A smooth bass-driven intro leads into the very bombastic Free Spirit, while the more nonchalant Broken Record displays some solid writing.

Cutting It Close excites with a quick pace and funky beat, and they eventually wrap up with the appropriately titled This Is The End, which is highlighted by some excellent riffs.

Backstage Paradise have impressed once again, as they continue to showcase their progress and development as a band.



With nothing much else than their own individual abilities at their disposal, Belgian instrumental duo King Sigh have composed some quality material in their time together, with that not being more apparent than with their latest compilation, One Might Wonder.

A great album from top to bottom with plenty of focal points. The infectious electronics and faint harmonics of Fibres help to create a soothing atmosphere. Meanwhile, crisp bass and really nice synths serve as the highlights of Under The Radar.

Sleek guitars are a recurring element in the likes of Gloria, Nord Raft and Vitamyn, and there are a selection of quicker-paced tracks that elevate the excitement factor, including Her Majesty and Vulture Buffet.

If this is the type of music that tinkles your fancy, then King Sigh are a must-hear.



Shambolics from Fife have only been about since late 2015, but have already established themselves as one of the most noteworthy acts to have emerged from the area as of late, playing a plethora of shows, producing a class library of material and maintaining an ever-growing fanbase. All the best things about this band are spotlighted in their latest single – Love Collides.

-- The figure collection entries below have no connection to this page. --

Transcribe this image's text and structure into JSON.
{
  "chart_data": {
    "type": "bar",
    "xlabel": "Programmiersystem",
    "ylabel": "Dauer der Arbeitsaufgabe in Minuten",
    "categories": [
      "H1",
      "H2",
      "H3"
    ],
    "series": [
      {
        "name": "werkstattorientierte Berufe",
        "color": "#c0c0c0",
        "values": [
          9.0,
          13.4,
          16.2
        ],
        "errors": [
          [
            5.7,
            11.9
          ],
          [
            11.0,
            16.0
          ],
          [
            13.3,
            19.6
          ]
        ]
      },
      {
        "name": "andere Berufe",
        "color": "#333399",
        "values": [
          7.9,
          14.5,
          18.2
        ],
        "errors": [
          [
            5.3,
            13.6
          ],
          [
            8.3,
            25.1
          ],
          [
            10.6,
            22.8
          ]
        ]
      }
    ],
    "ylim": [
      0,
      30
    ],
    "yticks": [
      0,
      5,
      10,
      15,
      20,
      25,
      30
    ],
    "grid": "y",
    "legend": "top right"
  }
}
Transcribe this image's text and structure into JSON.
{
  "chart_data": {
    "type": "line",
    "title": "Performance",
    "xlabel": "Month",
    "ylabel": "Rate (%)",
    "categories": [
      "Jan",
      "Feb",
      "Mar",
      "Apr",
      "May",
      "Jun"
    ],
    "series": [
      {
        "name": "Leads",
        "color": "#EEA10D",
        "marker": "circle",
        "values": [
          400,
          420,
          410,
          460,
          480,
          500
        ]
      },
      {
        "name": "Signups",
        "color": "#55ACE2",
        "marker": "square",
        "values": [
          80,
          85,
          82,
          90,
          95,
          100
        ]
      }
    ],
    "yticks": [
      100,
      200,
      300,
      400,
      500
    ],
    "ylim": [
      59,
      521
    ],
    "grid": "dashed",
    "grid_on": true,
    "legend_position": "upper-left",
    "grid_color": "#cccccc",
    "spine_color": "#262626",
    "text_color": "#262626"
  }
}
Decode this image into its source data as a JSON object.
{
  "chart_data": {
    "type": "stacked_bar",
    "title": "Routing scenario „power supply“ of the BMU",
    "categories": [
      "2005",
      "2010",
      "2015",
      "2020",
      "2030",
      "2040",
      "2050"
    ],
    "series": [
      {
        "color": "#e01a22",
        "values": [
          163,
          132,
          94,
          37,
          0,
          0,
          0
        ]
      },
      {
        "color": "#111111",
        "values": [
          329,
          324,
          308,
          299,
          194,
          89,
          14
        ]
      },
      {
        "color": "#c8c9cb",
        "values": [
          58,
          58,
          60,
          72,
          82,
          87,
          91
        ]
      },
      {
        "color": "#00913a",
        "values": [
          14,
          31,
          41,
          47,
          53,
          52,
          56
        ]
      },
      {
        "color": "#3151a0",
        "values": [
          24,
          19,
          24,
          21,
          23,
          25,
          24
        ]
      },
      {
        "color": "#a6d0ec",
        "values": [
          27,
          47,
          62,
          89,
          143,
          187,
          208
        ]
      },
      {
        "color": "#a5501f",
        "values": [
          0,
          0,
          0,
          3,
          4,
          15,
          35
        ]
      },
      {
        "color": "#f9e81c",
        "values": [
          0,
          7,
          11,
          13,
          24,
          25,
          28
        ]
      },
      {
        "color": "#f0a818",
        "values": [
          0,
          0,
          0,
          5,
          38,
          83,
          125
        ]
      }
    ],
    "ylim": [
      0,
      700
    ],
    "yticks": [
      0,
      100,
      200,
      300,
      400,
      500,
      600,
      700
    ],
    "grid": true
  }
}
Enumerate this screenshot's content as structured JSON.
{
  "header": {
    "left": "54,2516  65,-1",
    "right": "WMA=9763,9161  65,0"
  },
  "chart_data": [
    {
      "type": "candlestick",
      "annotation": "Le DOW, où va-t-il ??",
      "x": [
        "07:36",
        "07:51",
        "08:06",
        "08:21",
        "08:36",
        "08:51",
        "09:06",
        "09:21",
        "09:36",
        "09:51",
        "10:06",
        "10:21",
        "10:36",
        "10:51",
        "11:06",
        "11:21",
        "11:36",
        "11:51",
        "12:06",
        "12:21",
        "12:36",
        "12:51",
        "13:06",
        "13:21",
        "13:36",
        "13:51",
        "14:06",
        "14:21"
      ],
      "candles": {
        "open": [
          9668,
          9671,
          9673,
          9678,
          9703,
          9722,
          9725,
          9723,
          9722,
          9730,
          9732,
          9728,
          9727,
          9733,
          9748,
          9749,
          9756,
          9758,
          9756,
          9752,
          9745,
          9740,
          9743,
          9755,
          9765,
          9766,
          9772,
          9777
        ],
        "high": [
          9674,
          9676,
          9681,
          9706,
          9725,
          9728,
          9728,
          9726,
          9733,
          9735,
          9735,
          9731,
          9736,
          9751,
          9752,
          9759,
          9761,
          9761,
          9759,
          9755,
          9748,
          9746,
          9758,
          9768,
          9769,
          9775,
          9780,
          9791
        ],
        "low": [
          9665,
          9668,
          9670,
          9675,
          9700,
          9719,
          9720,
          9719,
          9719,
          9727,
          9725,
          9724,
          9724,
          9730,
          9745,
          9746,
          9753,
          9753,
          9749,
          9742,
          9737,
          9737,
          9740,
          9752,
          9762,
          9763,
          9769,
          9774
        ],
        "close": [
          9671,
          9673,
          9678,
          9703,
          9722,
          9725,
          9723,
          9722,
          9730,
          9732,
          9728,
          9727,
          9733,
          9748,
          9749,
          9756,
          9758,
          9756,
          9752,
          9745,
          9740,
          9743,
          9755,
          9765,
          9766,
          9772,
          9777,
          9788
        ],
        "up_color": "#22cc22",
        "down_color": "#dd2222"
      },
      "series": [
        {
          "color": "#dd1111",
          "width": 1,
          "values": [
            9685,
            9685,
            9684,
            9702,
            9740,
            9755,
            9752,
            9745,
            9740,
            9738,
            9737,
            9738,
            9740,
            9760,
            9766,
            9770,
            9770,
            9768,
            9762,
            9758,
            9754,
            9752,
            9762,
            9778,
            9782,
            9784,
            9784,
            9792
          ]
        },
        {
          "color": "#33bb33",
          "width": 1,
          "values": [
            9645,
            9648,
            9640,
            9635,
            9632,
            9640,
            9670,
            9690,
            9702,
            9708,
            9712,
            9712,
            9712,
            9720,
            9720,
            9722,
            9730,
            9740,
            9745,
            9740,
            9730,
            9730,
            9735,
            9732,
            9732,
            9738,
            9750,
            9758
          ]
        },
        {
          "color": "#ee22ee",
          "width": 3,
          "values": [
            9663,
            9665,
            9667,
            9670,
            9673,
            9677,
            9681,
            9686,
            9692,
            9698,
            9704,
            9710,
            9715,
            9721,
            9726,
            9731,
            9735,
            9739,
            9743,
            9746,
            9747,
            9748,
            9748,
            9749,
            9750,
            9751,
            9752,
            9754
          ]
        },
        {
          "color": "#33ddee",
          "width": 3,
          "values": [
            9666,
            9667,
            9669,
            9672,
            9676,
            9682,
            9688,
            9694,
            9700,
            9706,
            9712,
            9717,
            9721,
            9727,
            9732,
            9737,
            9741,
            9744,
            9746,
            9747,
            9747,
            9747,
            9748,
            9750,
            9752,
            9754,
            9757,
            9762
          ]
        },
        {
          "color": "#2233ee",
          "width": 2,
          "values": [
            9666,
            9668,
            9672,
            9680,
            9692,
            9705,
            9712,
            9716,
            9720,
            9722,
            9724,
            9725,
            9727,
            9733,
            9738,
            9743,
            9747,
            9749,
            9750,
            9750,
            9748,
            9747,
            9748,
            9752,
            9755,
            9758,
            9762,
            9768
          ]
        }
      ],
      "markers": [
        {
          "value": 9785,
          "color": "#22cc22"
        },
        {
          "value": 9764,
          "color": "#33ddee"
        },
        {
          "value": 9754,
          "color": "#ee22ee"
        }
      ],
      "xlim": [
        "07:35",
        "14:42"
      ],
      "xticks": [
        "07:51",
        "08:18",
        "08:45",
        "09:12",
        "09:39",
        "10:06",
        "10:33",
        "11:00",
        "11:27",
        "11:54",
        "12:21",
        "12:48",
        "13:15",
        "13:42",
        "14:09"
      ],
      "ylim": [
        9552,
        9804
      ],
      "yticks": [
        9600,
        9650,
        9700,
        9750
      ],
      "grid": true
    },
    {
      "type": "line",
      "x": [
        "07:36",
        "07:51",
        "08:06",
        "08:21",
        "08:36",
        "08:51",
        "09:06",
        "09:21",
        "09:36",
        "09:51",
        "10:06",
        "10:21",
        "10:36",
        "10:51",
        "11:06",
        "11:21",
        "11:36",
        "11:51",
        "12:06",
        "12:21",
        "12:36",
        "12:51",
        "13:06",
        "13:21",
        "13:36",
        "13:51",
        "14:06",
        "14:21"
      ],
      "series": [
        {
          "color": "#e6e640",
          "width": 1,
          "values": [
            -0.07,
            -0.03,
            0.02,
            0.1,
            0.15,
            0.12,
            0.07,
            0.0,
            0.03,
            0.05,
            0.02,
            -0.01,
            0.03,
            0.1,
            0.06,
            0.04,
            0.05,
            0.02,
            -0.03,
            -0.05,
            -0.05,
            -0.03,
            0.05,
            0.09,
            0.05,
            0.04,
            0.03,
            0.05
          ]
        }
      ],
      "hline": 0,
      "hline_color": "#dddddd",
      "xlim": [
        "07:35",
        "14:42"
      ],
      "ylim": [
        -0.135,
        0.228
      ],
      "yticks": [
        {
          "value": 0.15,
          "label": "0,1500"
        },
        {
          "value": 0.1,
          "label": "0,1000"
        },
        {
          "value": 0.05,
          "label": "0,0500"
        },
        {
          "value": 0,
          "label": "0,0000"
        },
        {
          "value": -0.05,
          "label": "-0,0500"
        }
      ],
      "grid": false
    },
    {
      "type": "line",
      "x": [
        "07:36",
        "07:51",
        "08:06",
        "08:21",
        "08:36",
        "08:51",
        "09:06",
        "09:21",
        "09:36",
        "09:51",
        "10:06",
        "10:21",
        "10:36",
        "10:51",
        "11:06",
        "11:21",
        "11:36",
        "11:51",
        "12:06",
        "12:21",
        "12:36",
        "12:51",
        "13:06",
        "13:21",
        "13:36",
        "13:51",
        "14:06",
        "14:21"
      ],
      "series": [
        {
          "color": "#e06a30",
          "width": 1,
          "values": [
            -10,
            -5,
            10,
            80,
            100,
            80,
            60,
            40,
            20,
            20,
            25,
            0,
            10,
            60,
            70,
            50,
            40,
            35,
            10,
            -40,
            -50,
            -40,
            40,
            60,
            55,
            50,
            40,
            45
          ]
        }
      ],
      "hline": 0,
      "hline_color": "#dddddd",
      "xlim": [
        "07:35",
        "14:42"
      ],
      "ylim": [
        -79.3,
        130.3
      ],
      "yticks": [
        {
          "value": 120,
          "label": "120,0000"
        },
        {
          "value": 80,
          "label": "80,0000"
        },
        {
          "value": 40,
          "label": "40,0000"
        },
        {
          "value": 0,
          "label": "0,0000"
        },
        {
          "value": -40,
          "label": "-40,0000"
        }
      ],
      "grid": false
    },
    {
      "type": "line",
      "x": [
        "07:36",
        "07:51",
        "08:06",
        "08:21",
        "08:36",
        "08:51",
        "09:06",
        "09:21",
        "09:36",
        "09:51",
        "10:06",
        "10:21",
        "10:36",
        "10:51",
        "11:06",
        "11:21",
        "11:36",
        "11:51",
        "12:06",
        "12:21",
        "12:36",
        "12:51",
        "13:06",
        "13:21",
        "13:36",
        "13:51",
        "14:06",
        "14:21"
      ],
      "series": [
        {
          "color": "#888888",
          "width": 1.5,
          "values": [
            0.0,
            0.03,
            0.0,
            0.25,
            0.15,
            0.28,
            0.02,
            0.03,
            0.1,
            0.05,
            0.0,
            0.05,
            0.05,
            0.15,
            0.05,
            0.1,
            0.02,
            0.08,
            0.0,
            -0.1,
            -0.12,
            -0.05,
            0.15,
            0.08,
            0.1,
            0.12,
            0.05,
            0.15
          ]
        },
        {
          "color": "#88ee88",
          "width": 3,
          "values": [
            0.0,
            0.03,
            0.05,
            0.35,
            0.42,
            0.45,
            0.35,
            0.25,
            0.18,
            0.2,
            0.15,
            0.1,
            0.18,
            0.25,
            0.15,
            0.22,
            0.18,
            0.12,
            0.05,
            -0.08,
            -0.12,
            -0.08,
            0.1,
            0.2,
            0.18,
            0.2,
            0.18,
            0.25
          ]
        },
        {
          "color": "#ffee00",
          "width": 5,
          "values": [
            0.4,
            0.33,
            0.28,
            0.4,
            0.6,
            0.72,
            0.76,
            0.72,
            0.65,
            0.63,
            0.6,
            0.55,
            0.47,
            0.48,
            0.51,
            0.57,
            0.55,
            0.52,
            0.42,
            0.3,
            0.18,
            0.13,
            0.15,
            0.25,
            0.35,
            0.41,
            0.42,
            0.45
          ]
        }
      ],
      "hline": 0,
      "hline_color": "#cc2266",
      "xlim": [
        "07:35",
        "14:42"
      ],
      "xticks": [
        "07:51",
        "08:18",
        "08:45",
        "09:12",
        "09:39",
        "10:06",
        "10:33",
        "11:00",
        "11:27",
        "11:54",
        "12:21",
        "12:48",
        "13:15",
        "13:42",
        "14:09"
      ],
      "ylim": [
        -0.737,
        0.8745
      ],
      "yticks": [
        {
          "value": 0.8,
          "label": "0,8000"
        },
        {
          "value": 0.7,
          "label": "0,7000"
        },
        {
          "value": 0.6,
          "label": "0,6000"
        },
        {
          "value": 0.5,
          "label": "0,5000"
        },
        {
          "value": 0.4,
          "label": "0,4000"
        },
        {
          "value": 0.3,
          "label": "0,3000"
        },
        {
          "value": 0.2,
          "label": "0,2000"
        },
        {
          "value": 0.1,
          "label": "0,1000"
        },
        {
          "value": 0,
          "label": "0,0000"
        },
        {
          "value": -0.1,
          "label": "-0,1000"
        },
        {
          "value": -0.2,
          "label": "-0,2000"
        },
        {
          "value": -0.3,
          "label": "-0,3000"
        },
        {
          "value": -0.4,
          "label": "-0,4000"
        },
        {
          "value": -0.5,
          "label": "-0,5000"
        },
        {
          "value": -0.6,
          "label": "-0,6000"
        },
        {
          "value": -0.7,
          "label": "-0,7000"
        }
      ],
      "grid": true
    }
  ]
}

A contagious melody formed from the combination of a lacy bass line and sweeping cymbal fills, mixed with the inclusion of excellent riffs, stellar harmonies and an upbeat chorus.

The accompanying music video (WARNING – STROBE EFFECTS) fits flawlessly, with the base track giving it that ideal psychedelic feel to it.



The brainchild of Nathan Till, Ghosts From Social Networks from Manchester have been making the rounds for the past year and have quickly earned an array of praise and successes in that short space of time, and they continue that trend with No Going Back.

This is a remarkable number that not only has a catchy melody and an enthralling indie-pop sound, but it sticks out with some infatuating writing that sucks in the listener, emitting feelings of both good and bad, leaving them with a bittersweet sensation. A truly memorable auditory experience.



Birmingham duo The Good Water are another act that have been quick to catch the ears for any nearby listeners since their debut, especially those in the music press, and we personally got our first taste courtesy of their new single, Mansaid.

A superb tune with a simple yet awfully addicting hook and lyrics that are easy to pick up on. The kaleidoscopic tones have a real drawing power, the fuzzy riffs are exquisite, and it has a cool beat in general.